In 2008, Edmund McMillen met programmer Tommy Refenes. The beginning of a long partnership crowned by the nickname of “Team Meat”, after their timeless classic from the Super Meat Boy platform released in 2010. A crossroads of retro sensibilities and a pronounced taste for the die ‘n return, this bloody nugget placed us at the controls of the eponymous “meat boy”, a small cube of flesh fighting against the evil Dr. Fetus, a mischievous embryo armed with an exoskeleton in a three-piece suit. Naughty and finely balanced, Super Meatboy allowed its creators to go beyond the circles of Flash creators to establish themselves as figures of the indie game.
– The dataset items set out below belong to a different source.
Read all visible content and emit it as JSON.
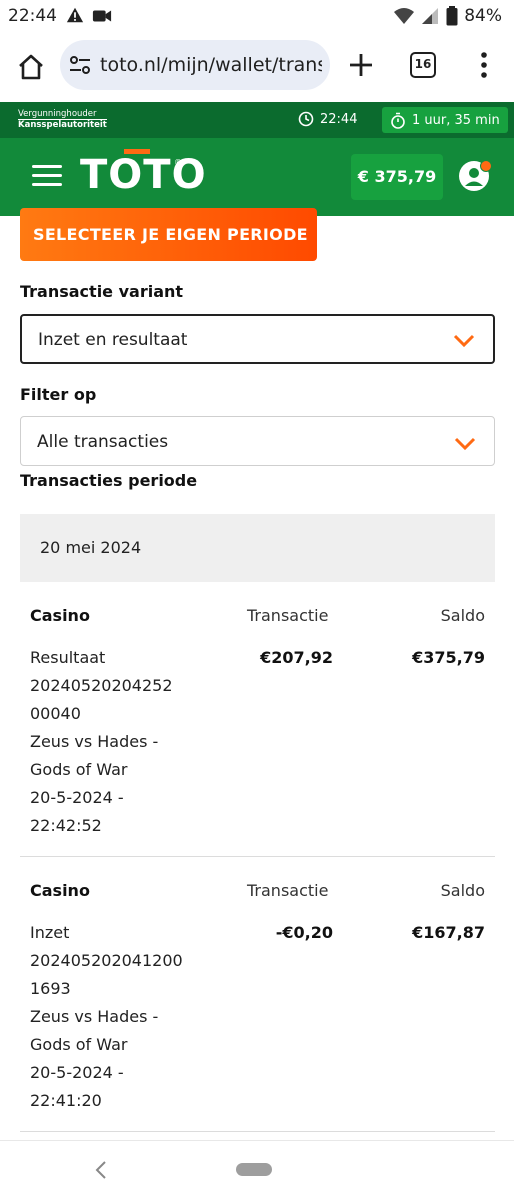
{
  "status_bar": {
    "time": "22:44",
    "battery": "84%",
    "icons": [
      "warning-icon",
      "video-record-icon",
      "wifi-icon",
      "signal-icon",
      "battery-icon"
    ]
  },
  "browser": {
    "url": "toto.nl/mijn/wallet/transa",
    "tab_count": "16"
  },
  "info_strip": {
    "license_line1": "Vergunninghouder",
    "license_line2": "Kansspelautoriteit",
    "clock_time": "22:44",
    "session_time": "1 uur, 35 min"
  },
  "header": {
    "logo_text": "TOTO",
    "logo_reg": "®",
    "balance": "€ 375,79"
  },
  "period_button_label": "SELECTEER JE EIGEN PERIODE",
  "variant": {
    "label": "Transactie variant",
    "value": "Inzet en resultaat"
  },
  "filter": {
    "label": "Filter op",
    "value": "Alle transacties"
  },
  "period_label": "Transacties periode",
  "date_group": "20 mei 2024",
  "columns": {
    "transaction": "Transactie",
    "balance": "Saldo"
  },
  "transactions": [
    {
      "category": "Casino",
      "type": "Resultaat",
      "id_part1": "20240520204252",
      "id_part2": "00040",
      "game_line1": "Zeus vs Hades -",
      "game_line2": "Gods of War",
      "date_line1": "20-5-2024 -",
      "date_line2": "22:42:52",
      "amount": "€207,92",
      "balance": "€375,79"
    },
    {
      "category": "Casino",
      "type": "Inzet",
      "id_part1": "202405202041200",
      "id_part2": "1693",
      "game_line1": "Zeus vs Hades -",
      "game_line2": "Gods of War",
      "date_line1": "20-5-2024 -",
      "date_line2": "22:41:20",
      "amount": "-€0,20",
      "balance": "€167,87"
    }
  ],
  "colors": {
    "dark_green": "#0b6b2e",
    "green": "#128a3a",
    "light_green": "#17a13f",
    "orange": "#ff6a13"
  }
}
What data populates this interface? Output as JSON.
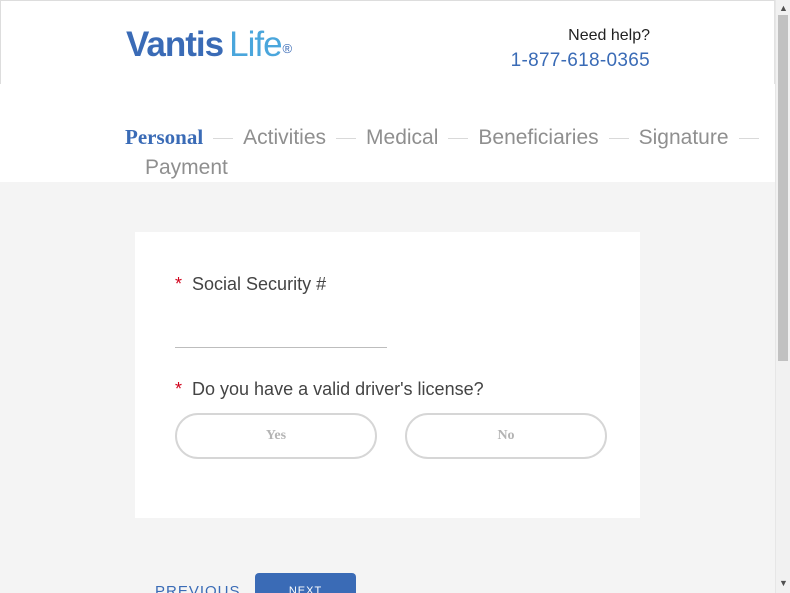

But lo and behold, in 2017, Edmund McMillen set sail, leaving Tommy Refenes to pilot Team Meat on Super Meat Boy Forever. Three years later, in 2020, this variant endless runner finally soaked our consoles with blood, sowing discord among the community but finally, the studio had consolidated its creative independence, and that had the merit of being saluted. Undoubtedly satisfied with their experience, the “meat team” therefore decided to drift even further to approach the match-4 genre at the Puyo-Puyo. Dr. Fetus wants to clone his rival. Eugenicist as he is, he decides to sort the baby-clones with infernal death machines; an anything but natural selection which constitutes the narrative pretext of the Meat Machine. All we have to do is match four brats of the same color to blast them, raise the score and progress through levels jam-packed with deadly dangers. Each level is divided into phases adding more and more obstacles.